Folha de S. Paulo
O desprezo de Bolsonaro pelo direito dos
outros terá efeitos devastadores
O legado do desgoverno de Bolsonaro não se
limitará às milhares de vidas perdidas pela falta de uma política decente
de combate à
pandemia, às florestas criminosamente devastadas ou à violência
contra povos indígenas sob o auspício das autoridades constituídas; nem mesmo
se restringirá à degradação de serviços públicos essenciais, obstruindo nosso
processo de desenvolvimento econômico e social.

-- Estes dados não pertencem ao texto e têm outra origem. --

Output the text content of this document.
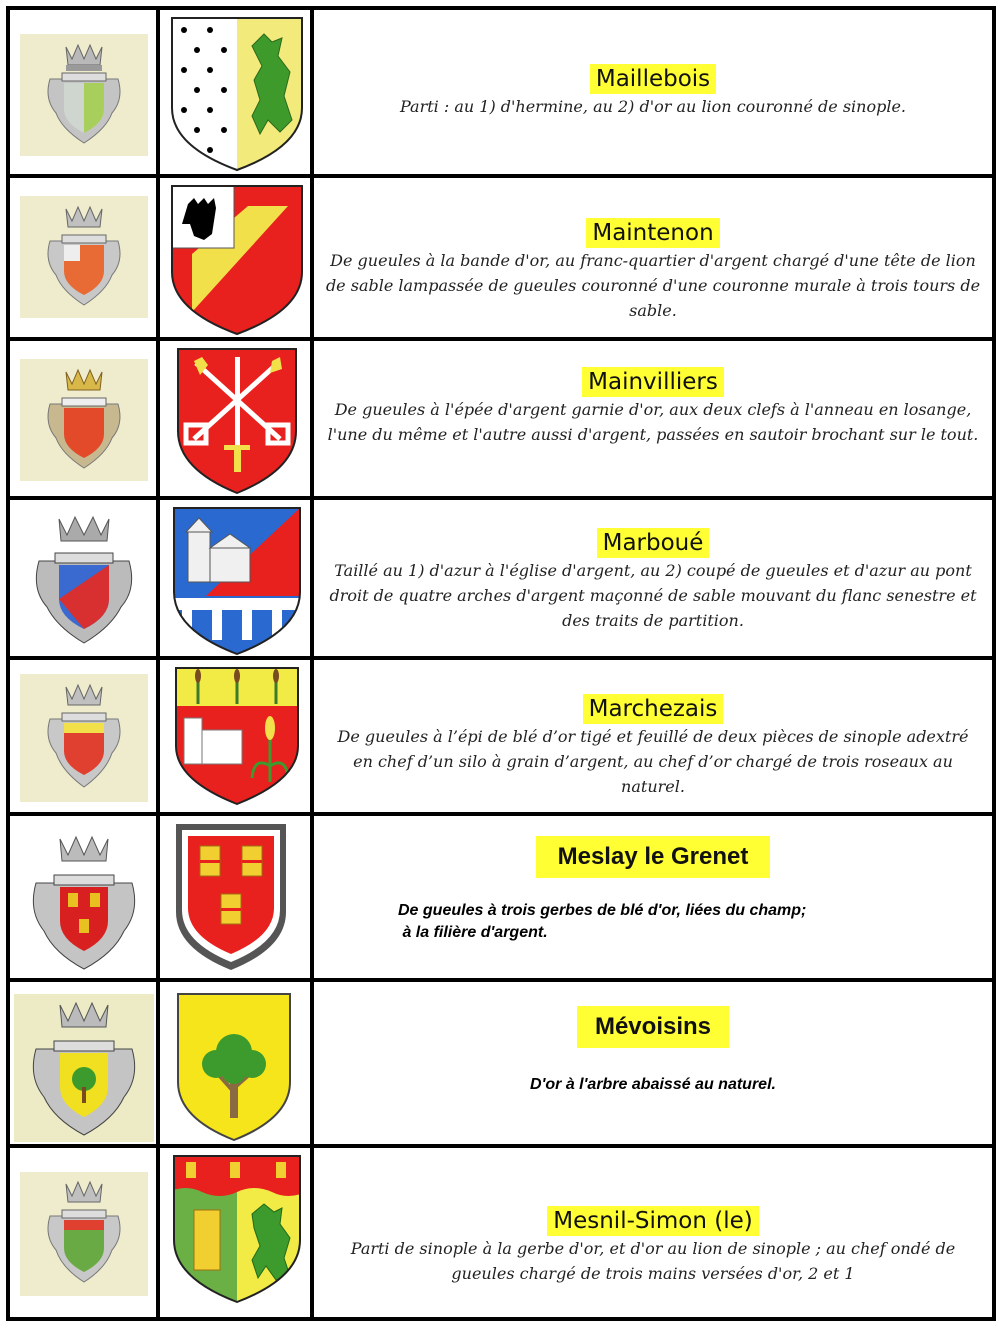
Maillebois
Parti : au 1) d'hermine, au 2) d'or au lion couronné de sinople.
Maintenon
De gueules à la bande d'or, au franc-quartier d'argent chargé d'une tête de lion de sable lampassée de gueules couronné d'une couronne murale à trois tours de sable.
Mainvilliers
De gueules à l'épée d'argent garnie d'or, aux deux clefs à l'anneau en losange, l'une du même et l'autre aussi d'argent, passées en sautoir brochant sur le tout.
Marboué
Taillé au 1) d'azur à l'église d'argent, au 2) coupé de gueules et d'azur au pont droit de quatre arches d'argent maçonné de sable mouvant du flanc senestre et des traits de partition.
Marchezais
De gueules à l’épi de blé d’or tigé et feuillé de deux pièces de sinople adextré en chef d’un silo à grain d’argent, au chef d’or chargé de trois roseaux au naturel.
Meslay le Grenet
De gueules à trois gerbes de blé d'or, liées du champ;
à la filière d'argent.
Mévoisins
D'or à l'arbre abaissé au naturel.
Mesnil-Simon (le)
Parti de sinople à la gerbe d'or, et d'or au lion de sinople ; au chef ondé de gueules chargé de trois mains versées d'or, 2 et 1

A absoluta falta de postura do presidente
também se projetará sobre a própria disposição dos brasileiros de respeitarem a
lei e os direitos dos outros. Não me refiro apenas à longa lista de alegados
crimes de responsabilidade, que têm sido sistematicamente objeto de pedidos de
impeachment, de denúncias de crimes comuns que começam a ser
investigados pela Procuradoria-Geral da República, ou de eventuais crimes
contra a humanidade sob escrutínio de tribunais internacionais.

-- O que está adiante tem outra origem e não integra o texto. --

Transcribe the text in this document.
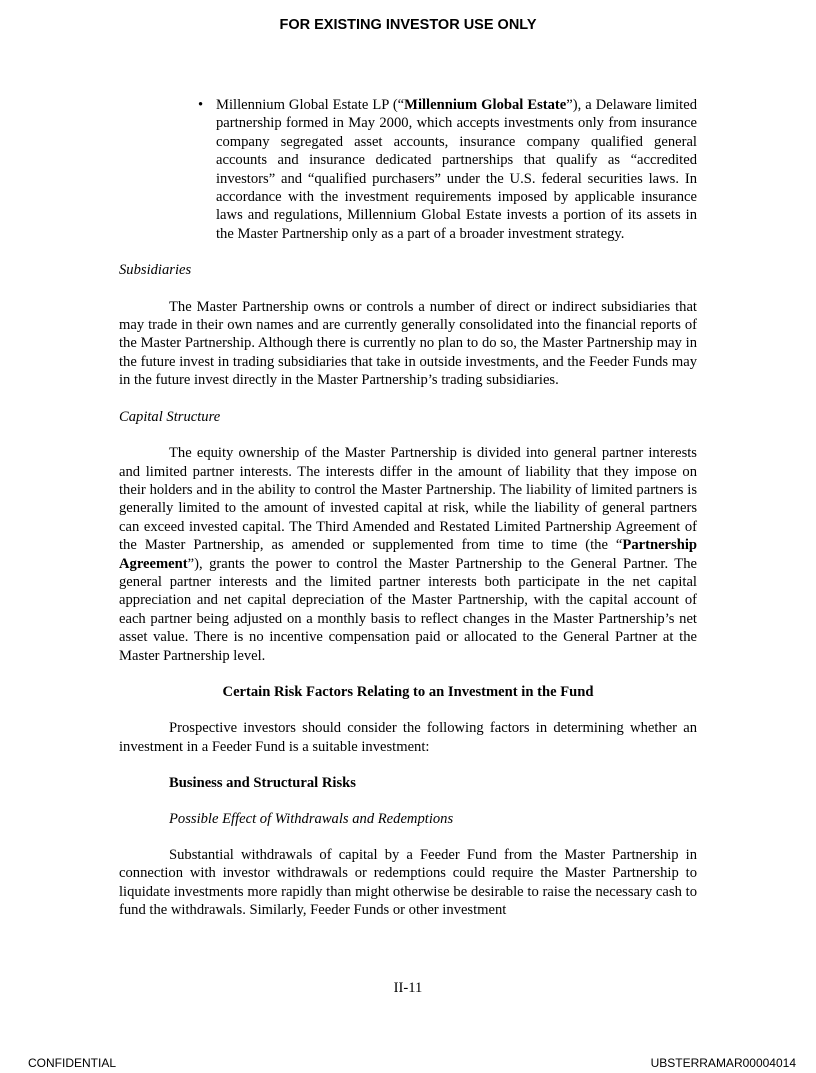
FOR EXISTING INVESTOR USE ONLY

• Millennium Global Estate LP (“Millennium Global Estate”), a Delaware limited partnership formed in May 2000, which accepts investments only from insurance company segregated asset accounts, insurance company qualified general accounts and insurance dedicated partnerships that qualify as “accredited investors” and “qualified purchasers” under the U.S. federal securities laws. In accordance with the investment requirements imposed by applicable insurance laws and regulations, Millennium Global Estate invests a portion of its assets in the Master Partnership only as a part of a broader investment strategy.

Subsidiaries

The Master Partnership owns or controls a number of direct or indirect subsidiaries that may trade in their own names and are currently generally consolidated into the financial reports of the Master Partnership. Although there is currently no plan to do so, the Master Partnership may in the future invest in trading subsidiaries that take in outside investments, and the Feeder Funds may in the future invest directly in the Master Partnership’s trading subsidiaries.

Capital Structure

The equity ownership of the Master Partnership is divided into general partner interests and limited partner interests. The interests differ in the amount of liability that they impose on their holders and in the ability to control the Master Partnership. The liability of limited partners is generally limited to the amount of invested capital at risk, while the liability of general partners can exceed invested capital. The Third Amended and Restated Limited Partnership Agreement of the Master Partnership, as amended or supplemented from time to time (the “Partnership Agreement”), grants the power to control the Master Partnership to the General Partner. The general partner interests and the limited partner interests both participate in the net capital appreciation and net capital depreciation of the Master Partnership, with the capital account of each partner being adjusted on a monthly basis to reflect changes in the Master Partnership’s net asset value. There is no incentive compensation paid or allocated to the General Partner at the Master Partnership level.

Certain Risk Factors Relating to an Investment in the Fund

Prospective investors should consider the following factors in determining whether an investment in a Feeder Fund is a suitable investment:

Business and Structural Risks

Possible Effect of Withdrawals and Redemptions

Substantial withdrawals of capital by a Feeder Fund from the Master Partnership in connection with investor withdrawals or redemptions could require the Master Partnership to liquidate investments more rapidly than might otherwise be desirable to raise the necessary cash to fund the withdrawals. Similarly, Feeder Funds or other investment

II-11
CONFIDENTIAL	UBSTERRAMAR00004014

Falo de condutas mais corriqueiras que expressam uma espécie de obstinação do presidente em demonstrar que não aceita se submeter à regra da lei, como não usar capacete, trafegar do lado de fora do veículo, aglomerar ou não usar máscara. Nenhuma dessas atitudes que simbolizam sua insubordinação ao direito se equiparam, no entanto, ao gesto do presidente de abaixar, com um sorriso escancarado, a máscara de uma criança, em meio a uma pandemia que já ceifou mais de meio milhão de vidas, numa atitude ao mesmo tempo negligente e de clara exploração política daquela criança.